Speaker
Description
The COVID-19 pandemic has seen an order of magnitude increase in numbers of pathogen genomes sequenced. The increased availability of genomes also raised the importance of genomic data in public health policy decisions. One key use is in phylodynamic inferences, which allows estimating epidemiologically relevant parameters, such as the effective reproduction number, directly from genomic data. Although individual sequenced samples are more informative than individual case reports, the proportion of confirmed cases sequenced is still low, with most countries sequencing <5%. It stands to reason that models that can draw on both sequenced and unsequenced samples to infer epidemiological parameters would be more powerful. However, existing exact methods are currently restricted to small datasets and of limited use in real-world scenarios.
We developed the time series integration method through approximation of moments (Timtam) to overcome this limitation by using a negative binomial approximation to the number of lineages in the transmission tree not represented in the reconstructed phylogeny. The approximation agrees well with exact methods and scales linearly in the number of datapoints. Timtam is available as a BEAST2 package, making it easily accessible and straightforward to combine with a wide range of model components. The method also supports piecewise-constant rates (allowing to infer changes in the effective reproduction number) and inferring historical prevalence estimates.

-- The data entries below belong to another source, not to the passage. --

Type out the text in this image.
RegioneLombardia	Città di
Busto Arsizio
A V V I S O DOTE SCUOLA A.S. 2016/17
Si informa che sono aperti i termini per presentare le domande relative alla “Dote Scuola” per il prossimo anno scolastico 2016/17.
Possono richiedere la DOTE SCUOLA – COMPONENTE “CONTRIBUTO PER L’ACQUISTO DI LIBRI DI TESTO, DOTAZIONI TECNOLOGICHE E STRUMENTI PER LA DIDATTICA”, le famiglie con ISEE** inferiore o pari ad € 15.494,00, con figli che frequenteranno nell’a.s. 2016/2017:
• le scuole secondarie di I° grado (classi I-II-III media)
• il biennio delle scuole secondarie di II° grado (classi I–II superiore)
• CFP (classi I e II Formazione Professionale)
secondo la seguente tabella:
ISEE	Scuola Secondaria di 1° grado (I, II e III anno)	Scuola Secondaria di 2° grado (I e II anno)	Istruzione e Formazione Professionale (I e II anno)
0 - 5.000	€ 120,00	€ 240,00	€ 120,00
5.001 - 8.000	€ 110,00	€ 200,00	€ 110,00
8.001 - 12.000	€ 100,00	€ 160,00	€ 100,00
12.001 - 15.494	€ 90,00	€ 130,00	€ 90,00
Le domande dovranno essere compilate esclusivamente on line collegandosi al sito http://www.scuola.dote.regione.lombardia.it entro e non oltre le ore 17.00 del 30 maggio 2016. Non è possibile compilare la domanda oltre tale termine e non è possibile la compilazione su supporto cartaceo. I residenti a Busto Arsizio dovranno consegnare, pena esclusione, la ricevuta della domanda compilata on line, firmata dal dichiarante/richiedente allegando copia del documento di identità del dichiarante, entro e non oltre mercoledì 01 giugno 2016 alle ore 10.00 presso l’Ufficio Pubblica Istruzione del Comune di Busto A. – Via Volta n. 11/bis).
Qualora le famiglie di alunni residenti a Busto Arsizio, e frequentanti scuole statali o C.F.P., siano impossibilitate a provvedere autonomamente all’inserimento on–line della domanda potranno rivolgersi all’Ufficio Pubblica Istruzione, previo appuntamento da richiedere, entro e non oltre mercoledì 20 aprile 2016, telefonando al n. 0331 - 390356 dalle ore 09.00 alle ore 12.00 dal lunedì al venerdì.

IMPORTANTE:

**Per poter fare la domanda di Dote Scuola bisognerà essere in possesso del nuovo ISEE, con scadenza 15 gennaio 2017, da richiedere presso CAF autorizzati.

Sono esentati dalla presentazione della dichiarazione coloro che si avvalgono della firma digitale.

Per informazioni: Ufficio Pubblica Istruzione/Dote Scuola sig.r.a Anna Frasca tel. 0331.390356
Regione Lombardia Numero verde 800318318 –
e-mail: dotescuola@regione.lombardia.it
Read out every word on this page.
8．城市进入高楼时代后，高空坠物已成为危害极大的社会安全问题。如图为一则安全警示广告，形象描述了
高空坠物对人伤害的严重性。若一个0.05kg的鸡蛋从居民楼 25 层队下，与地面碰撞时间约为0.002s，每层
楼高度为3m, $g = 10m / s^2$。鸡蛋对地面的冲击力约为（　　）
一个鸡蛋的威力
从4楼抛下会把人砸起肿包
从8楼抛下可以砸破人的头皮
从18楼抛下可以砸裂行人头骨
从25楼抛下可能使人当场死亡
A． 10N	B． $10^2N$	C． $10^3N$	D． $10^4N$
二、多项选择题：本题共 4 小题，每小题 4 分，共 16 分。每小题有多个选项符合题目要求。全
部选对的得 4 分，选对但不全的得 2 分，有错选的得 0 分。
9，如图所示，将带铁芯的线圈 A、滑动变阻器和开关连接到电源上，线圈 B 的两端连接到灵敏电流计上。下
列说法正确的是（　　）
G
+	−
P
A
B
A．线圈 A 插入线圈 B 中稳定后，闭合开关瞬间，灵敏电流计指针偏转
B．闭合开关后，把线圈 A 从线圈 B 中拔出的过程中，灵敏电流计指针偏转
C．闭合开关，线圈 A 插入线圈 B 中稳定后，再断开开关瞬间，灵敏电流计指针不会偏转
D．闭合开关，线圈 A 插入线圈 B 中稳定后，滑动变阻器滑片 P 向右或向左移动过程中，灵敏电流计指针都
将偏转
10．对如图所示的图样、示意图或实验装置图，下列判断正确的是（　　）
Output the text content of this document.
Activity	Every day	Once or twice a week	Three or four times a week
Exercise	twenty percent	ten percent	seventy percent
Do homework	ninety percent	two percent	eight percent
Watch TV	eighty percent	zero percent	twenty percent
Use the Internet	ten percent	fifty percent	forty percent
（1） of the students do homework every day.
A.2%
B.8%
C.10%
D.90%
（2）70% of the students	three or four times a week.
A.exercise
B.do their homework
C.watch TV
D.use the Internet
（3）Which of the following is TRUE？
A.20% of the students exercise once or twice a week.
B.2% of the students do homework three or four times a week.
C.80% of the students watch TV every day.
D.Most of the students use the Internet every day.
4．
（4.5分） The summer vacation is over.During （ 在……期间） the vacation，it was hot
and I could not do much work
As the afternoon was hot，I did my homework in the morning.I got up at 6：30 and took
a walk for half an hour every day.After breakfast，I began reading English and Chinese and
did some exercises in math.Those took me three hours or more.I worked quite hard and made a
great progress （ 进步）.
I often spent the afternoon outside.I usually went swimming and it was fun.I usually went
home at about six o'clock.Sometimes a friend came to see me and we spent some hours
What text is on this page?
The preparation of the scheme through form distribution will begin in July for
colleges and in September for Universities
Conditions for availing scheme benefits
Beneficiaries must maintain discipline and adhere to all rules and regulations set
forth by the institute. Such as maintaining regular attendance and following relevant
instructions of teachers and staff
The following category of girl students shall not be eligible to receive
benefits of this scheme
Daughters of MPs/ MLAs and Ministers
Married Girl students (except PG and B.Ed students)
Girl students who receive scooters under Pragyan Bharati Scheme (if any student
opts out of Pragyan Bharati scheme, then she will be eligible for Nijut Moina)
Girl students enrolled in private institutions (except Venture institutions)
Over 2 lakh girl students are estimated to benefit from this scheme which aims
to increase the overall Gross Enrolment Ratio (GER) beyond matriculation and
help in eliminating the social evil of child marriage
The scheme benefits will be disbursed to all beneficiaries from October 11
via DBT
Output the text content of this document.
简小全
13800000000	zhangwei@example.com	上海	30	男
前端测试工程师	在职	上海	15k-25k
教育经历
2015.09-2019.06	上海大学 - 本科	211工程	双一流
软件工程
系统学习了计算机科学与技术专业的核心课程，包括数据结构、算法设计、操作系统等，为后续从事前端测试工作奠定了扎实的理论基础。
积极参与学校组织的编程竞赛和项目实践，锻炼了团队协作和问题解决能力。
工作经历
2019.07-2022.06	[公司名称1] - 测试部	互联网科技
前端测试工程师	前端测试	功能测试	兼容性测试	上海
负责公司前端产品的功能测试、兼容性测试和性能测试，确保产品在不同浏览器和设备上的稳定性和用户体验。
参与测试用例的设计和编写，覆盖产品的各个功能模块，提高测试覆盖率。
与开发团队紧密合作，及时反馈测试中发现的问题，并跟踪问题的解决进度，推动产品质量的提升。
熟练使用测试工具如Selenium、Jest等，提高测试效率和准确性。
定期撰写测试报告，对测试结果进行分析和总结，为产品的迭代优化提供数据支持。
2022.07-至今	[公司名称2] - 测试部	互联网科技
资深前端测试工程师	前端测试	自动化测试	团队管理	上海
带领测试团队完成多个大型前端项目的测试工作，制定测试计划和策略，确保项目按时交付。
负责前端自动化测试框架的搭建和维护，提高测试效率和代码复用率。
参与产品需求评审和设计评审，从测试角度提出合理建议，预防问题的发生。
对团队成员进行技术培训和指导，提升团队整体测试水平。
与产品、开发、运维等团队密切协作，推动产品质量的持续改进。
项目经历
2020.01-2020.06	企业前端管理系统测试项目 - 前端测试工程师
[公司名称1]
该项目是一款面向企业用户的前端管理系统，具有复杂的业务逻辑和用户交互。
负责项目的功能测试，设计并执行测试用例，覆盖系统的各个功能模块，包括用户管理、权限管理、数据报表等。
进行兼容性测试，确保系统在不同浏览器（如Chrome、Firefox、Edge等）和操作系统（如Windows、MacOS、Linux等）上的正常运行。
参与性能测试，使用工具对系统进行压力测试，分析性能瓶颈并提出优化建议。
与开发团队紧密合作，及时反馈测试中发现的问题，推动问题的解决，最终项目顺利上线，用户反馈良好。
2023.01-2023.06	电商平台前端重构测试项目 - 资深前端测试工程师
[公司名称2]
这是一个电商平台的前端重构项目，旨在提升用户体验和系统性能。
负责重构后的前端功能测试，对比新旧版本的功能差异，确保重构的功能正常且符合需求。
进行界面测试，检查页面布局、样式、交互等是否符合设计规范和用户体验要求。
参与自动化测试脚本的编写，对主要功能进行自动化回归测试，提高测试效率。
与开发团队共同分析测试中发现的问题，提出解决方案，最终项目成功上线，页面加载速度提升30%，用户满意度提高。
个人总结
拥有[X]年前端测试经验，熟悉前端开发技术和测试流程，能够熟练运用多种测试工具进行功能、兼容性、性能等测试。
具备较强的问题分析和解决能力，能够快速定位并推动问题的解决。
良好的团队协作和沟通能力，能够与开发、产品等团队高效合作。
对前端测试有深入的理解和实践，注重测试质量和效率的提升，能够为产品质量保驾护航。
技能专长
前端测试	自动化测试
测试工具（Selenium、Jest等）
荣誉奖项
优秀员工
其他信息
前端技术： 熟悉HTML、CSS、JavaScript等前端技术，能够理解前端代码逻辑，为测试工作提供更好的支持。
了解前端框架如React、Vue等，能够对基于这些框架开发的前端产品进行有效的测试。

Using the emergence of the Alpha variant of concern in the United Kingdom as a case study, we show that Timtam is practical to use on even very large datasets. By subsampling this dataset we investigate how much can be gained by increased surveillance, and how the proportion of sequenced to unsequenced cases affect estimates. Finally, we examine the trade-off between accuracy and computational efficiency from aggregating samples into a time series.